All credit to @drawckie for this artists rendering.

As for who’s responsible for this now-cancelled debacle, the British press revealed that Billy Coull, the sole director of the House of Illuminati – a name to inspire confidence, if ever there was one – was to blame. Coull was at the event on Sunday, and found himself on the receiving end of some feedback from the guests.

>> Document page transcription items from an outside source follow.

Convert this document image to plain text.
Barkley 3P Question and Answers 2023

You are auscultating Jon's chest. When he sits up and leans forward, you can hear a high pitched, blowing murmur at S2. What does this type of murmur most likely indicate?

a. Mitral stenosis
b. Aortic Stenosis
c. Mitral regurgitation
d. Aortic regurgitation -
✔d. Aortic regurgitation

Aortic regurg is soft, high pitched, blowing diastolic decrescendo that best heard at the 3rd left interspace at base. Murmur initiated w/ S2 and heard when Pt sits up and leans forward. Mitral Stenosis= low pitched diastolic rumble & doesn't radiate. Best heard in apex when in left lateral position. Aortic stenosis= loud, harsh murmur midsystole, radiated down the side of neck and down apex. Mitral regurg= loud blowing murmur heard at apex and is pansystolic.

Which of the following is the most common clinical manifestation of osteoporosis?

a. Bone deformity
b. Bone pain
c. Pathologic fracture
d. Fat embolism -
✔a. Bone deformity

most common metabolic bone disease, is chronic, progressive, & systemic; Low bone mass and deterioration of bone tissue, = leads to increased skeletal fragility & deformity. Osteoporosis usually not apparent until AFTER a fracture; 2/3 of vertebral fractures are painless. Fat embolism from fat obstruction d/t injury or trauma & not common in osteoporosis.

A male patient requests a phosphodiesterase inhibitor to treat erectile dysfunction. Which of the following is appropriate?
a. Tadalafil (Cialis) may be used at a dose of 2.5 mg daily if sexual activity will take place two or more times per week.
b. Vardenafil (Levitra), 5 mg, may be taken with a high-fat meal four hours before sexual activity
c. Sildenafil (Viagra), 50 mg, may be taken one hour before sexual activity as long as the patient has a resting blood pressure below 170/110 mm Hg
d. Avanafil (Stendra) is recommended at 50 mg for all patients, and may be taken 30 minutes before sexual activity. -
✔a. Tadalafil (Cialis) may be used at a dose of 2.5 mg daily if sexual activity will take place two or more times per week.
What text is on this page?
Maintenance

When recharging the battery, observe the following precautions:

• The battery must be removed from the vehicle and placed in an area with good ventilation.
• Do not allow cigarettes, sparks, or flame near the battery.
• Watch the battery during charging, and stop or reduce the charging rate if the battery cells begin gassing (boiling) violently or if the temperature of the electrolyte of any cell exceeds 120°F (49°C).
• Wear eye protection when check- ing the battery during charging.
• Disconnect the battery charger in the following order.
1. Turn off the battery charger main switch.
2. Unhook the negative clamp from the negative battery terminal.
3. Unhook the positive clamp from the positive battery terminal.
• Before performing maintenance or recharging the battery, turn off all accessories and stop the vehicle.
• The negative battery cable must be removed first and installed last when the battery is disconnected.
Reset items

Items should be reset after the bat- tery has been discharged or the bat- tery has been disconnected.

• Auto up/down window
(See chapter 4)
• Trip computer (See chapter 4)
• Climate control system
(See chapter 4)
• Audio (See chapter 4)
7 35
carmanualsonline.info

Coull was flanked by security staff as he tried to placate angry parents outside the venue, with one woman accusing him of having “scammed children”. Coull promised (eventual) refunds to the unhappy customers, and later the mysterious House of Illuminati issued a Facebook apology where for some reason Coull went on the defensive, saying he didn’t use the money for a wedding, not that anyone had brought it up.

“Our bad.”

But there is good news for Coull, as promised in the beginning of this article. Billy McFarland, organizer of the far more scandalous (and dangerous) 2017 Fyre Festival, had an offer Coull could almost certainly refuse. Speaking with TMZ, he spoke, con to con, to Coull, saying “One, you gotta make it up to the kids, but two, once you do, I will hire you to do the Willy Wonka experience at Fyre 2 for adults. But fix it for the kids first, and then come join the team.”

From one con to another…

Perhaps McFarland, the subject of not one but two documentaries on his criminally fraudulent handling of the event (not to mention the numerous lawsuits that were filed) could advise Coull on how best to present himself when someone making a true crime-style film about the event comes knocking.

And while one would hope that this would be a point in favor of hiring actual creative people instead of bots to write scripts and design marketing material, that’s probably just as likely as there being a “Fyre 2.” But a human can dream.